La cohorte complète comportait un âge moyen de 48,6 ans au départ. La prévalence pondérée de la perte auditive mesurée par audiométrie était de 14,7 % et le taux de mortalité toutes causes confondues était de 13,2 % à une période médiane de 10,4 ans. Chez les adultes malentendants, le taux d’utilisation régulière des appareils auditifs était de 12,7 %. Parmi les personnes malentendantes, le risque de mortalité ajusté était plus faible parmi les porteurs réguliers d’aides auditives par rapport aux non-porteurs utilisateurs en tenant compte de l’âge, du degré de surdité et d’autres facteurs reliés à la santé. 

L’IMPACT DU PORT D’AIDE AUDITIVES SUR LA LONGÉVITÉ

Des recherches d’articles scientifiques dans une base de données très sérieuse (PubMed) ont été faites pour recenser toutes les études sur le lien entre l’utilisation d’aides auditives et le taux de mortalité. Cependant, le port d’une aide auditive ou pas n’était pas toujours pris en considération. Deux études ont signalé des effets positifs de l’utilisation d’aides auditives. Pour d’autres études, le lien était moins clair. Il s’agit donc de l’analyse la plus complète à ce jour et fournit une évaluation à long terme de l’association entre l’utilisation des aides auditives et la mortalité. De plus, en raison du grand échantillon, les données peuvent être généralisées à la population américaine.

Plusieurs hypothèses peuvent expliquer cette relation. La première raison possible impliquerait des pathologies qui affectent à la fois l’audition (et autres comorbidités) qui entraînent la mort, comme les maladies cardiovasculaires, le diabète et la démence. Cependant, si cela était le cas, alors porter des prothèses auditives ou non ne modifierait pas le risque de mortalité. 

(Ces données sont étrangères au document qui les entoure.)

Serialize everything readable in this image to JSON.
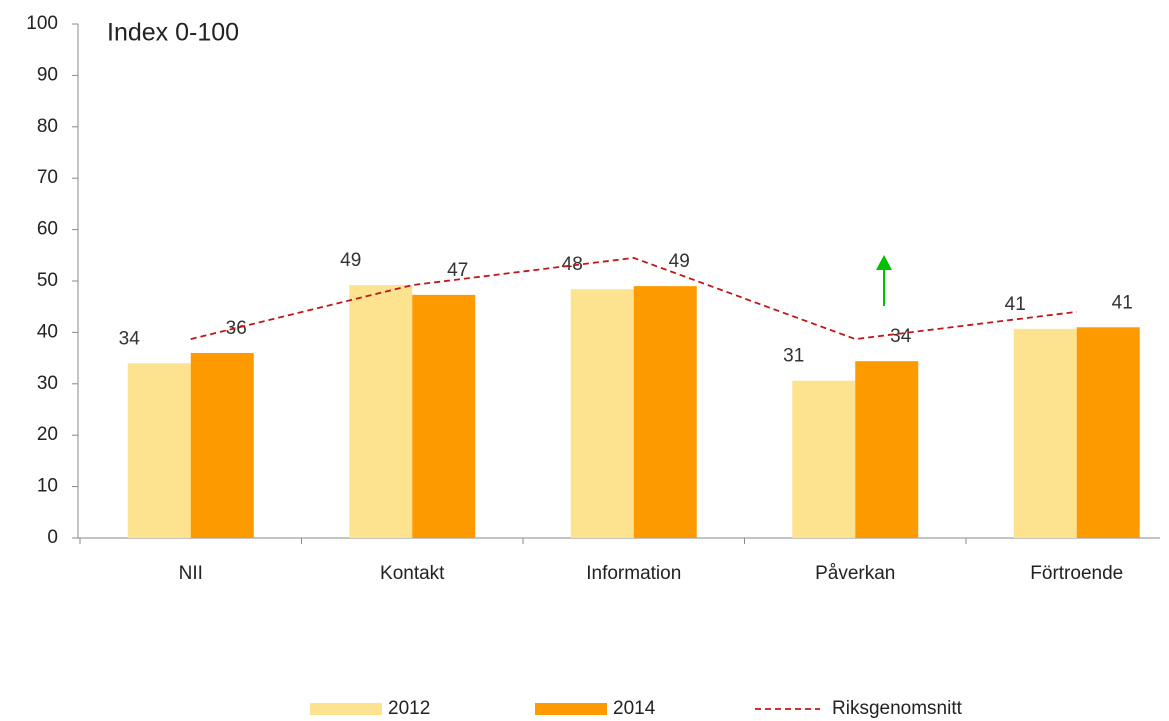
{
  "chart_data": {
    "type": "bar",
    "title": "Index 0-100",
    "categories": [
      "NII",
      "Kontakt",
      "Information",
      "Påverkan",
      "Förtroende"
    ],
    "series": [
      {
        "name": "2012",
        "color": "#fde28f",
        "values": [
          34,
          49.2,
          48.4,
          30.6,
          40.7
        ],
        "value_labels": [
          "34",
          "49",
          "48",
          "31",
          "41"
        ]
      },
      {
        "name": "2014",
        "color": "#fd9a00",
        "values": [
          36,
          47.3,
          49,
          34.4,
          41
        ],
        "value_labels": [
          "36",
          "47",
          "49",
          "34",
          "41"
        ]
      },
      {
        "name": "Riksgenomsnitt",
        "type": "line",
        "color": "#c0171b",
        "dashed": true,
        "values": [
          38.7,
          49.2,
          54.5,
          38.7,
          44
        ]
      }
    ],
    "ylim": [
      0,
      100
    ],
    "yticks": [
      0,
      10,
      20,
      30,
      40,
      50,
      60,
      70,
      80,
      90,
      100
    ],
    "grid": false,
    "legend": "bottom"
  }
}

La deuxième raison possible fonctionnerait via l’effet de la perte auditive sur la fragilité ou vulnérabilité face aux différents problèmes de santé, un syndrome de déclin physiologique lié au vieillissement, la fragilité étant de plus en plus considérée comme puissant prédicteur du taux de mortalité dans la littérature. La privation sensorielle causée par la perte auditive pourrait affecter le maintien des structures du cerveau. L’association entre la déficience auditive et la fragilité se caractériserait par une détérioration des capacités mentales, physiques, et du fonctionnement cognitif (p. ex., isolement social, anxiété, dépression, diminution de l’activité physique, etc.).

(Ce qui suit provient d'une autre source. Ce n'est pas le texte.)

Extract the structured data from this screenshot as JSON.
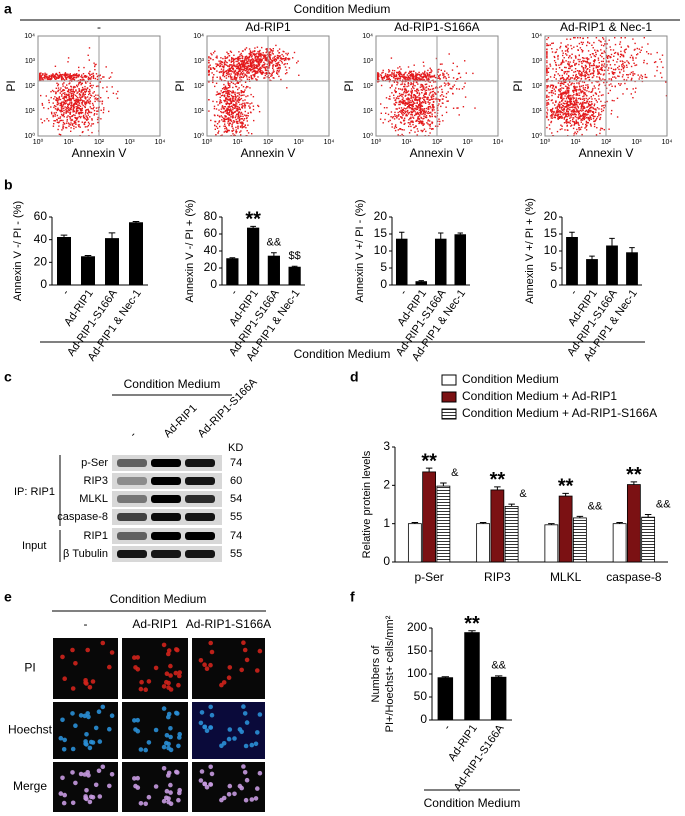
{
  "panel_labels": [
    "a",
    "b",
    "c",
    "d",
    "e",
    "f"
  ],
  "panel_a": {
    "header": "Condition Medium",
    "titles": [
      "-",
      "Ad-RIP1",
      "Ad-RIP1-S166A",
      "Ad-RIP1 & Nec-1"
    ],
    "y_label": "PI",
    "x_label": "Annexin V",
    "ticks": [
      "10⁰",
      "10¹",
      "10²",
      "10³",
      "10⁴"
    ]
  },
  "panel_b": {
    "footer": "Condition  Medium"
  },
  "panel_c": {
    "header": "Condition Medium",
    "lanes": [
      "-",
      "Ad-RIP1",
      "Ad-RIP1-S166A"
    ],
    "kd_header": "KD",
    "rows": [
      {
        "label": "p-Ser",
        "kd": "74"
      },
      {
        "label": "RIP3",
        "kd": "60"
      },
      {
        "label": "MLKL",
        "kd": "54"
      },
      {
        "label": "caspase-8",
        "kd": "55"
      },
      {
        "label": "RIP1",
        "kd": "74"
      },
      {
        "label": "β Tubulin",
        "kd": "55"
      }
    ],
    "groups": [
      "IP: RIP1",
      "Input"
    ]
  },
  "panel_e": {
    "header": "Condition Medium",
    "columns": [
      "-",
      "Ad-RIP1",
      "Ad-RIP1-S166A"
    ],
    "rows": [
      "PI",
      "Hoechst",
      "Merge"
    ]
  },
  "panel_f": {
    "footer": "Condition Medium"
  },
  "chart_data": [
    {
      "type": "bar",
      "ylabel": "Annexin V -/ PI - (%)",
      "categories": [
        "-",
        "Ad-RIP1",
        "Ad-RIP1-S166A",
        "Ad-RIP1 & Nec-1"
      ],
      "values": [
        42,
        25,
        41,
        55
      ],
      "errors": [
        2,
        1,
        5,
        1
      ],
      "color": "#000000",
      "ylim": [
        0,
        60
      ],
      "yticks": [
        0,
        20,
        40,
        60
      ]
    },
    {
      "type": "bar",
      "ylabel": "Annexin V -/ PI + (%)",
      "categories": [
        "-",
        "Ad-RIP1",
        "Ad-RIP1-S166A",
        "Ad-RIP1 & Nec-1"
      ],
      "values": [
        31,
        67,
        34,
        21
      ],
      "errors": [
        1,
        2,
        4,
        1
      ],
      "annotations": [
        null,
        "**",
        "&&",
        "$$"
      ],
      "color": "#000000",
      "ylim": [
        0,
        80
      ],
      "yticks": [
        0,
        20,
        40,
        60,
        80
      ]
    },
    {
      "type": "bar",
      "ylabel": "Annexin V +/ PI - (%)",
      "categories": [
        "-",
        "Ad-RIP1",
        "Ad-RIP1-S166A",
        "Ad-RIP1 & Nec-1"
      ],
      "values": [
        13.5,
        1,
        13.5,
        14.8
      ],
      "errors": [
        2,
        0.3,
        1.8,
        0.5
      ],
      "color": "#000000",
      "ylim": [
        0,
        20
      ],
      "yticks": [
        0,
        5,
        10,
        15,
        20
      ]
    },
    {
      "type": "bar",
      "ylabel": "Annexin V +/ PI + (%)",
      "categories": [
        "-",
        "Ad-RIP1",
        "Ad-RIP1-S166A",
        "Ad-RIP1 & Nec-1"
      ],
      "values": [
        14,
        7.5,
        11.5,
        9.5
      ],
      "errors": [
        1.5,
        1,
        2.2,
        1.5
      ],
      "color": "#000000",
      "ylim": [
        0,
        20
      ],
      "yticks": [
        0,
        5,
        10,
        15,
        20
      ]
    },
    {
      "type": "bar",
      "ylabel": "Relative protein levels",
      "categories": [
        "p-Ser",
        "RIP3",
        "MLKL",
        "caspase-8"
      ],
      "ylim": [
        0,
        3
      ],
      "yticks": [
        0,
        1,
        2,
        3
      ],
      "series": [
        {
          "name": "Condition Medium",
          "color": "#ffffff",
          "values": [
            1,
            1,
            0.97,
            1
          ],
          "errors": [
            0.03,
            0.03,
            0.03,
            0.03
          ]
        },
        {
          "name": "Condition Medium + Ad-RIP1",
          "color": "#7b1113",
          "values": [
            2.35,
            1.88,
            1.72,
            2.02
          ],
          "errors": [
            0.1,
            0.08,
            0.07,
            0.07
          ],
          "annotations": [
            "**",
            "**",
            "**",
            "**"
          ]
        },
        {
          "name": "Condition Medium + Ad-RIP1-S166A",
          "color": "#ffffff",
          "hatch": "horizontal",
          "values": [
            1.98,
            1.45,
            1.15,
            1.17
          ],
          "errors": [
            0.08,
            0.06,
            0.04,
            0.07
          ],
          "annotations": [
            "&",
            "&",
            "&&",
            "&&"
          ]
        }
      ]
    },
    {
      "type": "bar",
      "ylabel": [
        "Numbers of",
        "PI+/Hoechst+ cells/mm²"
      ],
      "categories": [
        "-",
        "Ad-RIP1",
        "Ad-RIP1-S166A"
      ],
      "values": [
        92,
        190,
        93
      ],
      "errors": [
        2,
        4,
        3
      ],
      "annotations": [
        null,
        "**",
        "&&"
      ],
      "color": "#000000",
      "ylim": [
        0,
        200
      ],
      "yticks": [
        0,
        50,
        100,
        150,
        200
      ]
    }
  ]
}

Enfin, l’impact de la surdité sur la communication entre un patient malentendant et son clinicien a également été suggéré comme un facteur contribuant à l’augmentation des risques d’hospitalisation et de soins de santé chez les personnes âgées adultes ayant une perte auditive non traitée. En effet, communiquer efficacement avec son clinicien grâce au port d’aides auditives pourrait améliorer l’efficacité du traitement des patients et contribuer davantage à de meilleurs résultats pour la trajectoire de santé.

Il est certain que d’autres recherches sont nécessaires pour élucider l’effet protecteur d’une bonne santé auditive sur la longévité en bonne santé.

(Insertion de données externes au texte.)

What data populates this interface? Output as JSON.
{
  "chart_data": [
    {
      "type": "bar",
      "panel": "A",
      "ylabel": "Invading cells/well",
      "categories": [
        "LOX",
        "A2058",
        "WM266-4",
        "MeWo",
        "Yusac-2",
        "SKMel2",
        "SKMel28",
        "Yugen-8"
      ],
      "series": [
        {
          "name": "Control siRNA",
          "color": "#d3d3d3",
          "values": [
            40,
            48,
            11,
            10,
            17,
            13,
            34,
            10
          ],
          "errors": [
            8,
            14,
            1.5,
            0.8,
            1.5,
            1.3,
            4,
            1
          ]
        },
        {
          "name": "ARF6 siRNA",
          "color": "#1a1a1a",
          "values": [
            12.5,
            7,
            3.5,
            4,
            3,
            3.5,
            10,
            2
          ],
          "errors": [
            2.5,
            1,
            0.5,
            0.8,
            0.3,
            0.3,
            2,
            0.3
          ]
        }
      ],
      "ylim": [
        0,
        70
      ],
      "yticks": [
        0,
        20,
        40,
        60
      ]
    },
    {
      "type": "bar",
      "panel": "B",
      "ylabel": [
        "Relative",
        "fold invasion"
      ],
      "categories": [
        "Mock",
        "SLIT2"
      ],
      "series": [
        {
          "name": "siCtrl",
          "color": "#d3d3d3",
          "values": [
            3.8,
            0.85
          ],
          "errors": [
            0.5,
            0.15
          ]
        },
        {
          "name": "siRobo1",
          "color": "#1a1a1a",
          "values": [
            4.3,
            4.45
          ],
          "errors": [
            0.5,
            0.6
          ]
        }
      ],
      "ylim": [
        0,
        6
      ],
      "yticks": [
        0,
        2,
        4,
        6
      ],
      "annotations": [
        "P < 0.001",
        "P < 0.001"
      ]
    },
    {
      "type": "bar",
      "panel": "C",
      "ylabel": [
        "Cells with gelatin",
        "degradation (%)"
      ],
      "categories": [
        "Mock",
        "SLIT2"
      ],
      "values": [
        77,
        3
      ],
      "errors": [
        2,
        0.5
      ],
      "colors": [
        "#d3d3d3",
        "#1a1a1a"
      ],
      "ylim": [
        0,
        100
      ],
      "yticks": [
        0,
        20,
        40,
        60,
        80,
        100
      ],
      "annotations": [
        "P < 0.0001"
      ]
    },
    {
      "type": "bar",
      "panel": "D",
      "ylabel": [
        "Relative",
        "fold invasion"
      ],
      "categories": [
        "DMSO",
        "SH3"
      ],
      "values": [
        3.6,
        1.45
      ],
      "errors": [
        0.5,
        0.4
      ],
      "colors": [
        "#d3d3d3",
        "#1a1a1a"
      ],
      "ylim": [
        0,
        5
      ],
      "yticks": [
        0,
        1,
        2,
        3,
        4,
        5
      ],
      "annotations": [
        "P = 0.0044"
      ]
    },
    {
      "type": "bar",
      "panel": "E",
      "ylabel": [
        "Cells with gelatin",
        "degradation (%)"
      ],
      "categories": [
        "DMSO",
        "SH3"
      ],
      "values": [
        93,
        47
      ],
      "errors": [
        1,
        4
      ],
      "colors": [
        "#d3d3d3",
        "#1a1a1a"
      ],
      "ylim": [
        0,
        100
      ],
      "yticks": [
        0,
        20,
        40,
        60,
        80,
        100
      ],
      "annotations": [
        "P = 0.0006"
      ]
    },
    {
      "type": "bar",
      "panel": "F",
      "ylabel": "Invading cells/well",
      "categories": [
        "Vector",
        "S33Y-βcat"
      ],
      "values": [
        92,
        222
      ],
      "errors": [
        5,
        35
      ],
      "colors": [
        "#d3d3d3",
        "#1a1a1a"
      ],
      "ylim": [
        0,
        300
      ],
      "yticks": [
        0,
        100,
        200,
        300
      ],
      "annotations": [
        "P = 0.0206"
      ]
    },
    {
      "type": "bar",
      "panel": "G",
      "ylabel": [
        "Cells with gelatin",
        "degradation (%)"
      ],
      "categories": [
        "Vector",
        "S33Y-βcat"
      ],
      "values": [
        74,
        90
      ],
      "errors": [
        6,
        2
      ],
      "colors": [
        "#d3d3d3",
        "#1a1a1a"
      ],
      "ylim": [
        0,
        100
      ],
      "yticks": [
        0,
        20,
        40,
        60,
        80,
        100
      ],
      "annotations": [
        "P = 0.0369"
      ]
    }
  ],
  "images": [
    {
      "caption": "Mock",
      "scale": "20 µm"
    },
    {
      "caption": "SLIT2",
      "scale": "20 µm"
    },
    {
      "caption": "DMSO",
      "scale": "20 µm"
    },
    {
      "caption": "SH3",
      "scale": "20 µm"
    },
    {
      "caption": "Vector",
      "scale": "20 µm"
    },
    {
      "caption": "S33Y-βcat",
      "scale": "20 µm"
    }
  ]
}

De nombreux facteurs expliquent la faible utilisation des aides auditives (le coût, la complexité du système des soins en santé auditive, le manque de sensibilisation sur les solutions disponibles et sur les conséquences d’une perte auditive de longue date et la stigmatisation associée à la surdité). Des disparités quant à l’accès au port d’appareils auditifs ont d’ailleurs été démontrées chez les minorités ethniques et les individus issus d’un statut socio-économique faible. Les professionnels de la santé auditive doivent donc poursuivre leurs efforts pour promouvoir l’utilisation régulière des prothèses auditives et leur accessibilité lorsque cela est indiqué et possible.

Référence : Choi, J. S., Adams, M. E., Crimmins, E. M., Lin, F. R., & Ailshire, J. A. (2024). Association between hearing aid use and mortality in adults with hearing loss in the USA: a mortality follow-up study of a cross-sectional cohort. The Lancet Healthy Longevity5(1), e66-e75.